Para los mapuche la Ñuke Mapu (Madre Tierra) es sagrada, y Ekuwün o respeto por ella está integrado a la vida cotidiana. También son sagrados los animales, las plantas, el suelo y el resto del mundo material, y la vida misma es entendida como una gran cadena, y desde esta comprensión advierten que un ataque a la naturaleza produciría un daño a la totalidad, una ruptura del equilibrio.

Algo impensable desde la racionalidad economicista occidental, las familias de los lof respetan los ciclos de la tierra y por ello hay periodos en que la dejan descansar, no la sobreexplotan y le dan la oportunidad a los suelos de recuperar su fertilidad.

Frente a la depredación de los ecosistemas del Wallmapu realizada por las empresas capitalistas (especialmente forestales) y el modo de vida wingka, cuyo sistema económico está basado en la codicia y en la acumulación sin límites, aún a costa de la explotación del hombre por el hombre, la extinción de especies y el agotamiento del agua, los hijos de la Ñuke Mapu se alzan para defenderla en una actitud de amoroso agradecimiento. ¿Qué hijo agradecido no se levantaría para defender a su madre al ver que está siendo vejada?

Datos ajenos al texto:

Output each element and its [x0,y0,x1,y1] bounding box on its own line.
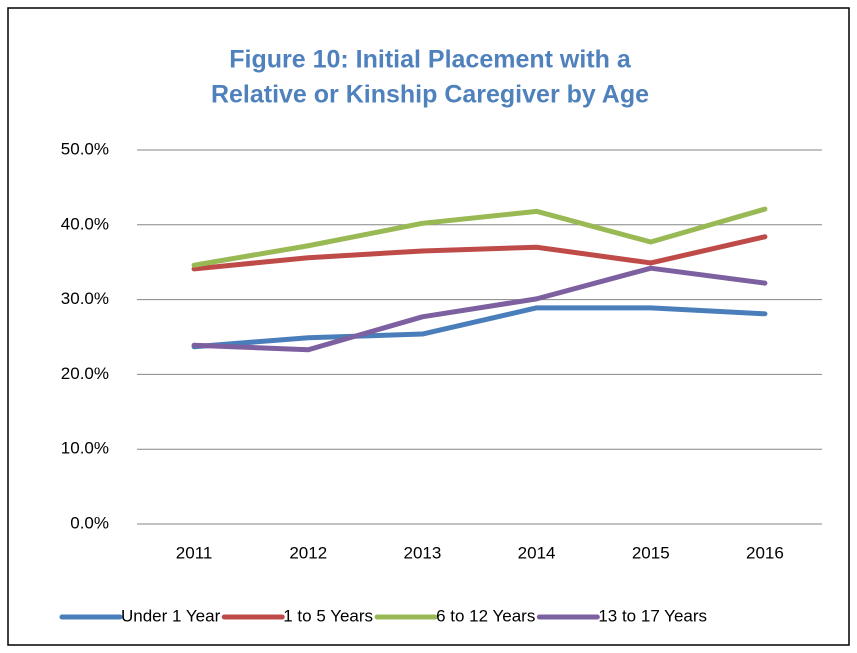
x-tick-label: 2013 [404,543,442,562]
x-tick-label: 2012 [289,543,327,562]
chart-frame [7,7,850,646]
x-tick-label: 2014 [518,543,556,562]
series-line [191,305,768,350]
legend-label: Under 1 Year [121,606,221,625]
chart-title: Relative or Kinship Caregiver by Age [211,81,649,109]
legend-label: 13 to 17 Years [598,606,707,625]
y-tick-label: 10.0% [61,439,109,458]
y-tick-label: 0.0% [70,513,109,532]
series-line [191,234,768,272]
x-tick-label: 2015 [632,543,670,562]
chart-title: Figure 10: Initial Placement with a [229,46,632,74]
legend-label: 1 to 5 Years [283,606,373,625]
y-tick-label: 40.0% [61,214,109,233]
y-tick-label: 50.0% [61,139,109,158]
series-line [191,265,768,353]
y-tick-label: 30.0% [61,289,109,308]
x-tick-label: 2011 [176,543,213,562]
x-tick-label: 2016 [746,543,784,562]
legend-label: 6 to 12 Years [436,606,535,625]
series-line [191,206,768,268]
y-tick-label: 20.0% [61,364,109,383]
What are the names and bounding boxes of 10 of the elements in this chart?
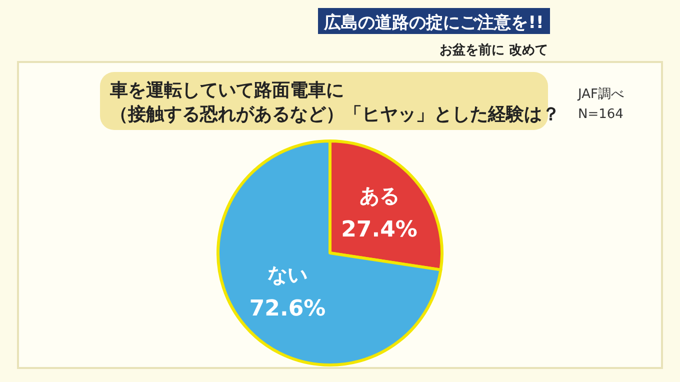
text: お盆を前に 改めて: [439, 42, 548, 58]
text: 広島の道路の掟にご注意を!!: [323, 13, 544, 33]
data-label: 72.6%: [249, 296, 326, 322]
chart-title: 車を運転していて路面電車に（接触する恐れがあるなど）「ヒヤッ」とした経験は？: [109, 80, 560, 125]
slice-label: ない: [268, 262, 308, 287]
text: JAF調べ: [577, 87, 624, 102]
data-label: 27.4%: [341, 218, 418, 243]
text: N=164: [578, 107, 624, 122]
pie-slice: [216, 140, 442, 366]
slice-label: ある: [359, 184, 400, 208]
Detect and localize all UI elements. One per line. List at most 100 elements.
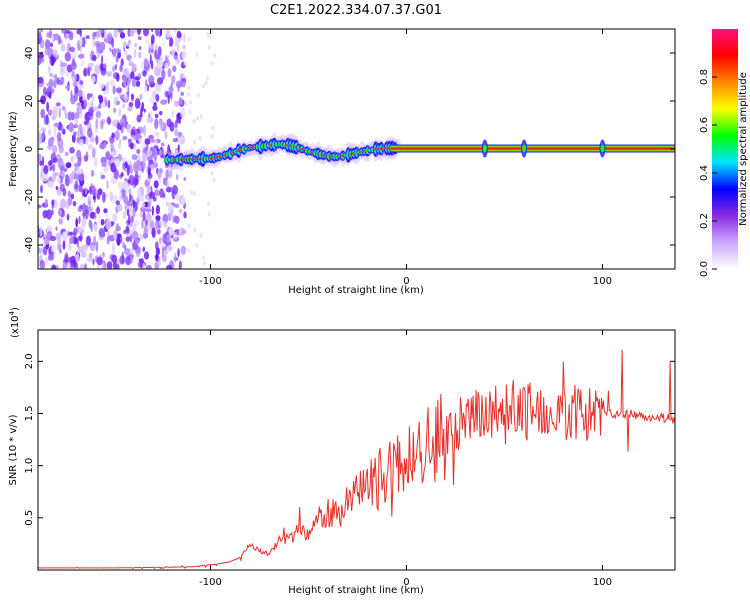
noise-speckle: [38, 247, 43, 254]
noise-speckle: [130, 164, 133, 175]
noise-speckle: [65, 162, 72, 169]
noise-speckle: [144, 138, 151, 145]
noise-speckle: [148, 75, 155, 85]
noise-speckle: [76, 249, 82, 254]
noise-speckle: [60, 43, 66, 52]
noise-speckle: [70, 61, 77, 71]
noise-speckle: [143, 108, 146, 113]
noise-speckle: [160, 154, 167, 159]
noise-speckle-faint: [198, 135, 202, 141]
noise-speckle: [55, 226, 58, 231]
noise-speckle: [122, 135, 128, 141]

La transgresión a las normas del Ekuwün rompe el equilibrio entre el cosmos y el ser humano, trayendo consecuencias negativas al cotidiano de las comunidades. Para el pueblo mapuche el mundo espiritual está siempre presente en la vida cotidiana y el territorio que habita es un testimonio de esa espiritualidad. Las montañas, los ríos, los lagos, son lugares donde habitan seres divinos que ejercen un rol protector.

En cada elemento de la naturaleza está el newen (fuerza de vida) y un ngen (espíritu) que lo protege. El mapuche establece una relación de respeto con un mawiza o monte, un menoko o fuente de agua, un lewfü o río, el lafken o mar, y un zegüñ o volcán.  

Las familias solo toman de la Ñuke Mapu lo que necesitan, ya que es la manera de mantener el equilibrio de todo lo que existe. Se trata de una visión diametralmente opuesta al estilo de vida accidental, que promueve prácticas extractivistas que agotan los recursos naturales y que se orientan a la riqueza material de unos pocos, dejando a su paso miseria y destrucción del medioambiente.

La crisis ambiental que padecemos exige que nos reconectemos con la madre tierra y aprendamos del Buen Vivir mapuche (Küme Mogen), que se refiere a lo que es justo, equitativo, ineludible y concerniente en todas las etapas de vida, y se opone al individualismo y el acaparamiento.

En este sentido, un concepto fundamental es Itrofill mogen o “toda la vida sin excepción”, cercano a lo que en español denominamos “biodiversidad”. Sin embargo, es más profundo ya que integra la dimensión espiritual (feyentun).

Existen millones de formas de vida que mantienen toda la vida, que en suma es una sola gran vida. Por lo tanto, Itrofill mogen es todas las vidas que existen. Para el mapuche, por ejemplo, la muerte no es la desaparición total de un ser vivo, sino es un paso para otra vida. Los ancestros están presentes y tienen una función vital en el mundo físico o Mapun, un espacio que permite la vida, sociabilidad y colaboración entre familias. Incluye el territorio, sus energías, espiritualidades, fuentes de aguas, flora, aires, animales y aves.

El pueblo mapuche no concibe el mapun como planeta (solo el plano de la tierra), sino como todo el contorno de vidas y energías: el wenumapu (hacia arriba), nagmapu (superficie), y ninchemapu (subsuelo). La función de la persona, entonces, es luchar por mantener el equilibrio y armonía entre los diversos planos.

A la pregunta sobre qué podemos hacemos para sobrevivir a la crisis planetaria que abarca la dimensión ecológica, de justicia social y de la propia supervivencia como especie, la respuesta la tienen los pueblos indígenas.